Little Drummer Boy???
I know many people with very strong opinions about when you can and can’t play Christmas music. Most of the debate rages over “How early is too early?” Must one really wait until after Thanksgiving? Regardless of where you stand on that dilemma, most likely you stop listening to it on December 26, unless you are really into Christmas music. So, apologies if you’re appalled by a January 2nd posting. However, we still have four days in the twelve days of Christmas that lead up to Epiphany. (If you thought the 12 days of Christmas were a countdown of how many shopping days you have left, click the link and learn about the tradition of Christmastide.) This is still a season of adoring Jesus in a manger…

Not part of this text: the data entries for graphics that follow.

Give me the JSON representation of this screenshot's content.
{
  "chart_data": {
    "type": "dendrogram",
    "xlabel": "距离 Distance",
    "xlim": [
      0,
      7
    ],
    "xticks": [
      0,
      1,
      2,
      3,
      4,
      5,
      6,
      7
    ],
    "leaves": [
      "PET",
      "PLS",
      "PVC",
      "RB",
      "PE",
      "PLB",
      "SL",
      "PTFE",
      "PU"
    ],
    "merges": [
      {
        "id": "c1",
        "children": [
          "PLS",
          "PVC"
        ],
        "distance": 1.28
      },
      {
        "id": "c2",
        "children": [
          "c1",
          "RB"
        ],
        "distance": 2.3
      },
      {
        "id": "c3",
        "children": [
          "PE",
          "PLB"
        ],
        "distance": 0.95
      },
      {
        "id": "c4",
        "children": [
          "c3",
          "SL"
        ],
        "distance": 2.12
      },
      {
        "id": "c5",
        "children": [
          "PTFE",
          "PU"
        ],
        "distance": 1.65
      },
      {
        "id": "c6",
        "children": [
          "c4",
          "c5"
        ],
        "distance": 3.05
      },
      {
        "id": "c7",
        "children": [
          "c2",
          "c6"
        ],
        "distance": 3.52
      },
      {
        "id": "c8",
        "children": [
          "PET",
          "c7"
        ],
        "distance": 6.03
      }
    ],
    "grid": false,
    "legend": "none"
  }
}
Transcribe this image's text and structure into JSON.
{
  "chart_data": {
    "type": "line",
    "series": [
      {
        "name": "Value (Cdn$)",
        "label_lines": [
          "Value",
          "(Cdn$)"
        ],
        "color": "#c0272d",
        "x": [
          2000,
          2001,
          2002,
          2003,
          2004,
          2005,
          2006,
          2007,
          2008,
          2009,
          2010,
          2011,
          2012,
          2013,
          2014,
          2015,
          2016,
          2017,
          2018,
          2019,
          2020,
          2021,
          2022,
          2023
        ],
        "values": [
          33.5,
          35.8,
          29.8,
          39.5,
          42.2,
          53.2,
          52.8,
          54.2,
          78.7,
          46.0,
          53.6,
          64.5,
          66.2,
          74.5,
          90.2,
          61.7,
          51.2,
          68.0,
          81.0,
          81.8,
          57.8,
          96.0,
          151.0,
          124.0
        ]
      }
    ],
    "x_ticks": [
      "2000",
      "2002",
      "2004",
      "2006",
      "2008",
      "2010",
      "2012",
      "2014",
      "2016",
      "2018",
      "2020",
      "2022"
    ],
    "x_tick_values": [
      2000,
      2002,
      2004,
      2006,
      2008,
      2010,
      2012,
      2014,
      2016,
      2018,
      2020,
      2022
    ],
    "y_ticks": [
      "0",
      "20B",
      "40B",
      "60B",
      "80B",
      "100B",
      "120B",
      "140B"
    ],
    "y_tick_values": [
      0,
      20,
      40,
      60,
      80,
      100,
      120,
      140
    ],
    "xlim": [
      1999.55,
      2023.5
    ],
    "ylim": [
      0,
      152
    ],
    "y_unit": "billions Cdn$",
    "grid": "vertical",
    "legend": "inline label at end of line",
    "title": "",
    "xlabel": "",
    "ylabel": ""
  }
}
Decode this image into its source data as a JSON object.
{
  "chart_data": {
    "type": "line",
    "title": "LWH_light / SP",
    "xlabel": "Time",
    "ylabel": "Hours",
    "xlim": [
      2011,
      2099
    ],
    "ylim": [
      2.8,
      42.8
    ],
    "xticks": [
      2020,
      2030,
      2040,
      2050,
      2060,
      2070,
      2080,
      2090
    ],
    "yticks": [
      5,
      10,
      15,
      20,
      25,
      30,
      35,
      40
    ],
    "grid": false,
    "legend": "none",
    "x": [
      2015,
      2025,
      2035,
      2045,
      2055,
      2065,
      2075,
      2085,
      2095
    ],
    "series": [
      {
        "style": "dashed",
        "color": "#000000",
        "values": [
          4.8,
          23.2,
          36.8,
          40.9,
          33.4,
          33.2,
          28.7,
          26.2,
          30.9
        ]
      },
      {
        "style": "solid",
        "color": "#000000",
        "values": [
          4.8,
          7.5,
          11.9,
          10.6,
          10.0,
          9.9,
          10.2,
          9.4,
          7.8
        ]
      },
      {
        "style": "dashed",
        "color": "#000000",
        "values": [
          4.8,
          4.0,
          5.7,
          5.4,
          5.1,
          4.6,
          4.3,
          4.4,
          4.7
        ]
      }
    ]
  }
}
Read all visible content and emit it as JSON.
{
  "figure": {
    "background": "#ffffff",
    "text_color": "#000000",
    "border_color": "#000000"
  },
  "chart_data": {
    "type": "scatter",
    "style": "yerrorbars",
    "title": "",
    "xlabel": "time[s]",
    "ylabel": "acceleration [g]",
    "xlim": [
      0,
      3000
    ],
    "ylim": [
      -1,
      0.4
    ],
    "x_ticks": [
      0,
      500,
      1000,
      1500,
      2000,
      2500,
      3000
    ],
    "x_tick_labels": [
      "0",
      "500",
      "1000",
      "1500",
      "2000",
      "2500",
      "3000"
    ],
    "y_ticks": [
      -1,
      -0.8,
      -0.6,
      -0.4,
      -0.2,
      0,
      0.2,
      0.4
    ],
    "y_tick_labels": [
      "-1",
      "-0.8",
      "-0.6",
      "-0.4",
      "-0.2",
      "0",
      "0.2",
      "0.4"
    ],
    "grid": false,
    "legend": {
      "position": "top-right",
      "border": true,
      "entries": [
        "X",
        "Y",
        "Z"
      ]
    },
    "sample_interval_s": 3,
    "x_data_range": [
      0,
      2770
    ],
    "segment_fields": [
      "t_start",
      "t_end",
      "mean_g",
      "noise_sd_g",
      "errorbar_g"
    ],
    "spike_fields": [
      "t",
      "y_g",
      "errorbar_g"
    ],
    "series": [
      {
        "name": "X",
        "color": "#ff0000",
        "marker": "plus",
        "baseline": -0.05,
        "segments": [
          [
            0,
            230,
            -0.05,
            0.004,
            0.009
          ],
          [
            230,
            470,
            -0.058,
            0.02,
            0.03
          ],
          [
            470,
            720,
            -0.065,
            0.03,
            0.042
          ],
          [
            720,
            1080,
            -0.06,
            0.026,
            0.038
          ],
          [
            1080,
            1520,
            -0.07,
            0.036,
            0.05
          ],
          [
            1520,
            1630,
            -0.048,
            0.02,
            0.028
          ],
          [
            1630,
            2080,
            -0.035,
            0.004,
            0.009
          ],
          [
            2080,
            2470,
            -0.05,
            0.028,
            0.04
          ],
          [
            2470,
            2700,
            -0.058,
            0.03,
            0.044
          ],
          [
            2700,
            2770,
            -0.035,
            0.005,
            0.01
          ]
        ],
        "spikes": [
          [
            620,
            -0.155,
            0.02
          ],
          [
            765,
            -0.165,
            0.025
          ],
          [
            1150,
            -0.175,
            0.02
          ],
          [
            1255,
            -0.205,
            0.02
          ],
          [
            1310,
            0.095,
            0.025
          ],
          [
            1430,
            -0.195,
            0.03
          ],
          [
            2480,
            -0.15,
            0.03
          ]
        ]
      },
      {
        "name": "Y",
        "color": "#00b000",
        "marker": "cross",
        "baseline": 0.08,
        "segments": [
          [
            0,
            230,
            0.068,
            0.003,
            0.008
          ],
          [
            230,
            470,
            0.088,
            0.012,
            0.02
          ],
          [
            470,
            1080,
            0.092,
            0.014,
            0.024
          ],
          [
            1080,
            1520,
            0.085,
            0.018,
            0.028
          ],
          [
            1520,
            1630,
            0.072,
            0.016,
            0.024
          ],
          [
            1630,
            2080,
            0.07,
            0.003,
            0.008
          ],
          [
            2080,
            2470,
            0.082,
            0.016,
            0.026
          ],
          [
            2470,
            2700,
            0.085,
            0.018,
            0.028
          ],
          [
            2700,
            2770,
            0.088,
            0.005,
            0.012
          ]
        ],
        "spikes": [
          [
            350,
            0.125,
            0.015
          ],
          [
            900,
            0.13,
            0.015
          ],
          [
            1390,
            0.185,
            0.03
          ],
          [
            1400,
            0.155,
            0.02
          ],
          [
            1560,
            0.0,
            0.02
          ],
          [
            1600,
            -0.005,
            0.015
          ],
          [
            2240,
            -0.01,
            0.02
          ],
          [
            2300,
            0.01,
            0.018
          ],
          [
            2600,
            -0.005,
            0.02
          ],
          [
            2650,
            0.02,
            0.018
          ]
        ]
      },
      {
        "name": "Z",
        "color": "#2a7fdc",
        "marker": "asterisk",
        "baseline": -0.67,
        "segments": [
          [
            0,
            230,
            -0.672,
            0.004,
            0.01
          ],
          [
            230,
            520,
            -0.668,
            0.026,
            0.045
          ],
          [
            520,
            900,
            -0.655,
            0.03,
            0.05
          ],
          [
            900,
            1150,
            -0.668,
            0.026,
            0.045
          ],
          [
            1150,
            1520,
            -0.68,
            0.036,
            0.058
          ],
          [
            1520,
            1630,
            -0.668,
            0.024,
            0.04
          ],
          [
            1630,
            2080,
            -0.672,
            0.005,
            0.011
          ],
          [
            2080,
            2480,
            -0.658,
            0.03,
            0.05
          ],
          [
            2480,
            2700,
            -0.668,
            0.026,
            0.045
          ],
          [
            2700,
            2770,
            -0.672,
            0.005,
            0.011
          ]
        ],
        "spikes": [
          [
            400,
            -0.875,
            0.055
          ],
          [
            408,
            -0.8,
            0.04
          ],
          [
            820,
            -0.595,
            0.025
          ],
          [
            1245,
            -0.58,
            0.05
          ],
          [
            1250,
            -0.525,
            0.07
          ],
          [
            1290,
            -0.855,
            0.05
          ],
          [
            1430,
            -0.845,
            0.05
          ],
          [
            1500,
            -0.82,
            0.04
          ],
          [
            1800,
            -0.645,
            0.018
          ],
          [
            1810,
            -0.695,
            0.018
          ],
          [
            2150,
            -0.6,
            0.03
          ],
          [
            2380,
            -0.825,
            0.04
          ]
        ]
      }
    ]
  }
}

And, as the Inn starts, I have one more reflection as we gaze upon this child. Unfortunately, the reflection surrounds what is honestly one of my least favorite Christmas songs:
This is called the “perfect version,” so I had to share. I think this song usually just wears me out with the repetitive “Pa rum pa pum pum” -ness of it all. It’s almost as bad as fa la la la la la la la la la la la la la or whatever. But, I have to admit that something about the non drumbeat lyrics struck me upon a recent hearing of the song.
Little Drummer Boy (henceforth LDB) is not a song you will sing in church and it tells the story of a little boy’s journey to see the baby Jesus. To be clear, this is also not a story you read about in the Bible. The protagonist of the song, though, teaches us a valuable lesson that is mostly in these lines (drumbeats omitted):
I have no gift to bring,
That’s fit to give a King…
Shall I play for You,
On my drum?
Looking around, LDB must have seen the gifts the wise men brought and felt the same way you and I feel when we arrive at a party empty-handed when everyone else brought something for the host/hostess.
How often do you long to be faithful, long to approach Jesus — gaze upon Him — and yet feel unworthy to do so… What do *I* have to offer Jesus, after all? The answer we learn from this song, whether we like the tune of it or not, is simply this: whatever we have. Jesus is not asking You to bring something to the table you don’t have — in the case of LDB, he didn’t need to find some gold or myrrh to approach Jesus. In our case, we don’t have to be someone we’re not, comparing ourselves and our gifts to others. Instead, Jesus just asks us to bring what we have, with open hands, and to bless him with it.
Tomorrow night (1/3), we start a new series at the Inn, I Become, which centers on our transformation when we’re in relationship with Jesus. I hope this song is a reminder to us that the journey of transformation starts wherever we are, whoever we are now. The important action we must take is to bring ourselves to Jesus first.